Ceritanya kok gk ada
gak ada kemana ya sob?

Bau bau update nih
baunya gimana tuh?

Jangan kentang dong hu
trus?

Ditunggu keberlanjutannya, syang cerita bagus ga dilanjutin
siaappp

pa kabar pandu lala hu
hehehehe. kalo yg itu, jujur keteter sob

menanti dengan setiya
enakan menanti dengan riani

Bagus , lanjut mneh....
yooohh

akhirnya.. penasaran rahasa riani njirr
bentar yak

Ayo lanjut oom
yuk
 
Kemurnian Keluarga
Part 06 | Rencana Dimulai


Dulu, aku Ayah, dan Ibu, sering sekali datang ke acara pacuan kuda. Bahkan, jika bisa dibilang, acara tersebut menjadi acara mingguan yang kami lakukan di akhir pekan. Yah meskipun arean pacuan kuda di negara kita tak semewah seperti di film-film mancanegara, akan tetapi suasananya cukup meriah dan menyenangkan. Ada pembukaan seni tari, ada tempat permainan, dan juga ada bazaar makanan.

Namun, seiring bertambahnya usiaku, acara mingguan keluarga itu menjadi sedikit membosankan. Meskipun banyak aneka hiburan disana, akan tetapi rasa menyenangkan itu perlahan-lahan sirna. Tergantikan oleh gadget, ataupun kesibukan lain bersama teman sebaya yang lebih menyenangkan.

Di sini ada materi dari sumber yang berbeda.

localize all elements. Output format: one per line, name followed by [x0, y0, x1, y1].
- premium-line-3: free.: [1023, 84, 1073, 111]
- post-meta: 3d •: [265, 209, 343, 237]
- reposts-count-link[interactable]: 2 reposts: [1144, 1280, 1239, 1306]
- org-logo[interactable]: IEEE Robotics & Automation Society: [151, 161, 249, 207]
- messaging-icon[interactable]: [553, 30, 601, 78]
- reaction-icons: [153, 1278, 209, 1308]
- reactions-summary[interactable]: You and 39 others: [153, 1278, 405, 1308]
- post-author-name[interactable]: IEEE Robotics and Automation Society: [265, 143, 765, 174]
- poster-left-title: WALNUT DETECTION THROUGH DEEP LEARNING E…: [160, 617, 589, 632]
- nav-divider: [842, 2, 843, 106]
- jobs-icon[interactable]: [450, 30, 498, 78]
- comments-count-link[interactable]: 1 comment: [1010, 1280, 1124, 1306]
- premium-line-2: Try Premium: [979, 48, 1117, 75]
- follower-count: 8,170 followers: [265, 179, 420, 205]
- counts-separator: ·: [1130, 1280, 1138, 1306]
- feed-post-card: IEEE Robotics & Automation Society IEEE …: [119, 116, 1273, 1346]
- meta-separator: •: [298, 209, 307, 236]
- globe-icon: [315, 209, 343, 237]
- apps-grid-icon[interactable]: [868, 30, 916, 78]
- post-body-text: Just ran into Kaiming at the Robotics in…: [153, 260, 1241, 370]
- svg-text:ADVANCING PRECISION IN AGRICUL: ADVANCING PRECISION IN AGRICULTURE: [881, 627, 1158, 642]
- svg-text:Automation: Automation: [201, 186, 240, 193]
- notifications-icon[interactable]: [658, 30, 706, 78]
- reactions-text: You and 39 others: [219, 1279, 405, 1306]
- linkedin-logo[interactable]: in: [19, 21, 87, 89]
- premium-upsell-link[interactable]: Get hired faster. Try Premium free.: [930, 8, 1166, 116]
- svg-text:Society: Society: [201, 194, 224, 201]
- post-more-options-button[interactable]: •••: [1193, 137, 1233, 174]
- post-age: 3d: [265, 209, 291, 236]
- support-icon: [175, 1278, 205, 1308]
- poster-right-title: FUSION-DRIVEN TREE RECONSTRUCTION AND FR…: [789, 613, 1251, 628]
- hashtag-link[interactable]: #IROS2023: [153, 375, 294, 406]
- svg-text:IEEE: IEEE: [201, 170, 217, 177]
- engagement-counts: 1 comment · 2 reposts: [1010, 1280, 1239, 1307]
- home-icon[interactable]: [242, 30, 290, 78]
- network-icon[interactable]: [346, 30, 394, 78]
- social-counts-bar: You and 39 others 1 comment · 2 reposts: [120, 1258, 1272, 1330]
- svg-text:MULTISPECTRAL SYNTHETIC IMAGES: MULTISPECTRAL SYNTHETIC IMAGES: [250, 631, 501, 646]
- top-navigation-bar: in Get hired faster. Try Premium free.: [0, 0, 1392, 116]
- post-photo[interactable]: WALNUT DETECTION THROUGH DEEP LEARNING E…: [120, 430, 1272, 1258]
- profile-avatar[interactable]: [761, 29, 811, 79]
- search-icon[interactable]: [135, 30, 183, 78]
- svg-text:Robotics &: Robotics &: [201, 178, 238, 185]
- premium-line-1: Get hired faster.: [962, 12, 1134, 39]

“Riani… Rama….” Panggil Ayah sambil melambaikan tangan ketika melihatku dan Ibu tiba di lokasi lomba. Setelah itu, ia meminta Mang Ujo, untuk menyambut kedatangan kami. Menawarkan menu makanan dan minuman, sebelum kami duduk di dalam ruang VIP untuk peserta lomba, di dekat trIbun penonton.

“Aku pesen bakso tetelan, pake iga ama jerohan. Minumnya es jeruk, ama krupuk putih biasa 6 biji ya Mang…” Ucapku memberikan daftar pesanan kepada Mang Ujo.
“Siap Den…” Jawab Mang Ujo sigap, “Kalo Nyonya, mau pesan apa..?”
“Jus alpukat aja Mang…”
“Baik Nyah…”
“Oiya, ini sekalian deh… Tolong beliin jajanan pasar yang ada di warung Teh Suci ya Mang…” Ucap Ibu menutup pembicaraan sembari memberikan dua lembar uang bergambar presiden ke Mang Ujo.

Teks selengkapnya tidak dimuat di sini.